Issac Newton, a Mastermind Rational
A Brilliant Mistake

shytiger wrote:Loop quantum gravity is an interesting attempt to do away with continuous background spacetime. I'm in the Newton camp on this. I personally find the whole idea of developing a theory from philosophical notions to be backwards. Give me data!

keirsey wrote:shytiger wrote:Loop quantum gravity is an interesting attempt to do away with continuous background spacetime. I'm in the Newton camp on this. I personally find the whole idea of developing a theory from philosophical notions to be backwards. Give me data!
I guess I am straddling the fence here. I see it important to "work it" from both ends. Give me data! and let me think about it.... Both sides have their strengths and weaknesses. Clearly the "wave" and "particle" metaphors do not suffice. I am of the camp (probably by myself) that concepts such as "mass," "energy," "space," "time," "spacetime," "in," "out," "large," "small," "finite," "infinite" are too ambiguous and simple, even in equation form.
The mathematicians have many fundamentally different (at least 20) definitions of "space" and many different notions of "equivalent" -- this is a mess -- and we have no systemic way of attaching them to physics, other than "philosophy"(random models) -- which I agree is not very scientific.
shytiger wrote:For example, take prime numbers. What ARE they? I am still trying to figure this out.

keirsey wrote: I suspect various forms of "time" (as a lifetime of an physical entity -- or path) serve as these prime "times."
Sagathiest wrote:keirsey wrote: I suspect various forms of "time" (as a lifetime of an physical entity -- or path) serve as these prime "times."
Just an example of deductive speculation.

keirsey wrote:Sagathiest wrote:keirsey wrote: I suspect various forms of "time" (as a lifetime of an physical entity -- or path) serve as these prime "times."
Just an example of deductive speculation.
Yes.
Although I do think I have a hint of a systemic method of analysis, synthesis, and observation -- that is what my "Formatics" (Relational Science, Comparative Complexity) is all about. Unfortunately I am not able to explain it coherently enough at this time, but hope to in the next decade. The key is combining structural reasoning (such as I am doing above) and a more functional approach, more like Rosen, but still different.
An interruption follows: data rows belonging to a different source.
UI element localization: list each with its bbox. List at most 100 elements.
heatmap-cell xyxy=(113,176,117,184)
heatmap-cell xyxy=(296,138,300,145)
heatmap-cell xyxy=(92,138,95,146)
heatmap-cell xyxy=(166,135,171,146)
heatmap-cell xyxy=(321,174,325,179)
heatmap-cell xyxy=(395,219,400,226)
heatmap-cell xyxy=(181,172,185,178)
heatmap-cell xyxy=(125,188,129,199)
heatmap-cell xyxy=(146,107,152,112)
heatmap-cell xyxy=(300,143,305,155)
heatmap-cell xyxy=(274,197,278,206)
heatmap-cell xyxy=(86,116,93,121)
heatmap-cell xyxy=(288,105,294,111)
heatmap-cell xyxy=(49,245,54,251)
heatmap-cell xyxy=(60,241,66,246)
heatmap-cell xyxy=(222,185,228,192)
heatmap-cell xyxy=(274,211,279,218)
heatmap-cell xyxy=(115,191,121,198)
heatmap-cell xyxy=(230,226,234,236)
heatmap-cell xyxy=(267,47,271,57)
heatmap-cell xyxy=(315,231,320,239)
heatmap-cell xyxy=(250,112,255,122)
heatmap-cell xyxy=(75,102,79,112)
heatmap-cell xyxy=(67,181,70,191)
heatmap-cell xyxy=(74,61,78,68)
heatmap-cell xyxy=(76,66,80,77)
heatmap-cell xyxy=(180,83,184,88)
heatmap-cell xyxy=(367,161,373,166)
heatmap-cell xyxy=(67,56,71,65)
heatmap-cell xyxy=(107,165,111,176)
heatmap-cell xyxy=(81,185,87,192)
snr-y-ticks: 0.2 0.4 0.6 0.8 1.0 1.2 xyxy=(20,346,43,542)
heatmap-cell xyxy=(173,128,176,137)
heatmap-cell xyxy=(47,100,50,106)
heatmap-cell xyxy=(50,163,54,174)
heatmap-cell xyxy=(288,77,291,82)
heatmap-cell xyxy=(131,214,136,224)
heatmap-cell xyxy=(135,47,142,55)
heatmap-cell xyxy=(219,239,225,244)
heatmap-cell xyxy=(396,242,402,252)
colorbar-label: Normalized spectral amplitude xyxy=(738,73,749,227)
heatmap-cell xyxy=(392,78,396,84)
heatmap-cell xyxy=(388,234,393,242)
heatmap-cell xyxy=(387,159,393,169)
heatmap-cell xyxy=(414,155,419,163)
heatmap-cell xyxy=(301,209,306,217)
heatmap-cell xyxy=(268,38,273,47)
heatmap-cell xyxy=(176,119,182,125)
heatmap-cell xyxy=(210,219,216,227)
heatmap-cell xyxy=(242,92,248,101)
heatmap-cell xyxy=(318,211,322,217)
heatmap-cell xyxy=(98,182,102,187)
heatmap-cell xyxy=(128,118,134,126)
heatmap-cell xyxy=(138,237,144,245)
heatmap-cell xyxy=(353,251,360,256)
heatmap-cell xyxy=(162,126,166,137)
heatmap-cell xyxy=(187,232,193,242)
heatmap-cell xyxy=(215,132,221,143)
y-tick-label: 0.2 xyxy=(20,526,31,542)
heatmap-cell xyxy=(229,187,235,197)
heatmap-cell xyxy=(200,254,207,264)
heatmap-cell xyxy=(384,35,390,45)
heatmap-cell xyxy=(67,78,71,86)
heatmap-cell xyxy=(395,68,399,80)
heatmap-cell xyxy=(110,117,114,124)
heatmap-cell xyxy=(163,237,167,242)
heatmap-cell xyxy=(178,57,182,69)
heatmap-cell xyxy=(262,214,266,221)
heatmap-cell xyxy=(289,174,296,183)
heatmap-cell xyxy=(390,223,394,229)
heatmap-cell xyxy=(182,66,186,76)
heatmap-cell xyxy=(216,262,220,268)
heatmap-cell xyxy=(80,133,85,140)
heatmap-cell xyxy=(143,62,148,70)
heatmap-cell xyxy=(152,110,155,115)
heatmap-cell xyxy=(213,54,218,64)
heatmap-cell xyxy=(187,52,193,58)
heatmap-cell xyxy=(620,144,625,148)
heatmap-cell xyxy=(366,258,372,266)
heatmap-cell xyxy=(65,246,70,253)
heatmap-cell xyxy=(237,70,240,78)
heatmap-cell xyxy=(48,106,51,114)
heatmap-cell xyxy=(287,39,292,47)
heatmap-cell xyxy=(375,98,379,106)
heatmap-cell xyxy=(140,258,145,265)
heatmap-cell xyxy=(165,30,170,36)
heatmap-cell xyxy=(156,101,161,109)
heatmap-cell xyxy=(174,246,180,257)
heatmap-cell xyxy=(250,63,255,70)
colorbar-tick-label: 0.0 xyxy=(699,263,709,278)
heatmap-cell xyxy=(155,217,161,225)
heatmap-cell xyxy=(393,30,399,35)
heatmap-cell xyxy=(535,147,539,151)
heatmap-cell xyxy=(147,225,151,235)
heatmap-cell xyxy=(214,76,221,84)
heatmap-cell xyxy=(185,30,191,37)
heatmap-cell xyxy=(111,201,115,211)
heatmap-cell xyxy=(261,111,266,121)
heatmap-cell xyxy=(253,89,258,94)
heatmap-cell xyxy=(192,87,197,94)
Keirsey's game is one attempt to start at the purely functional end. I want to do something similar except maybe start with some forms of "time" "space" "energy" and "mass" as my four functional Hegelian-Keirsey concepts,
keirsey wrote:shytiger wrote:For example, take prime numbers. What ARE they? I am still trying to figure this out.
Same here.
One of approaches I am taking is to look at the Monster Group (and the six pariahs). Particularly there is something interesting about the prime factors of the Monster Group, they -- the 15 -- 2, 3, 5, 7, 11, 13, 17, 19, 23, 29, 31, 41, 47, 59, 71 and if you include one of either 1 or 0, that adds up to 16, which is the same number of boolean binary operators. Given that those 15 are supersingular primes (their genus is 0), I am wondering if there is a casual and more specifically what is the precise (logical) connection to the boolean binary operators. So, I am been looking at WHAT KINDS OF PRIMES are there. The physics connection is along the lines of Monstrous Moonshine.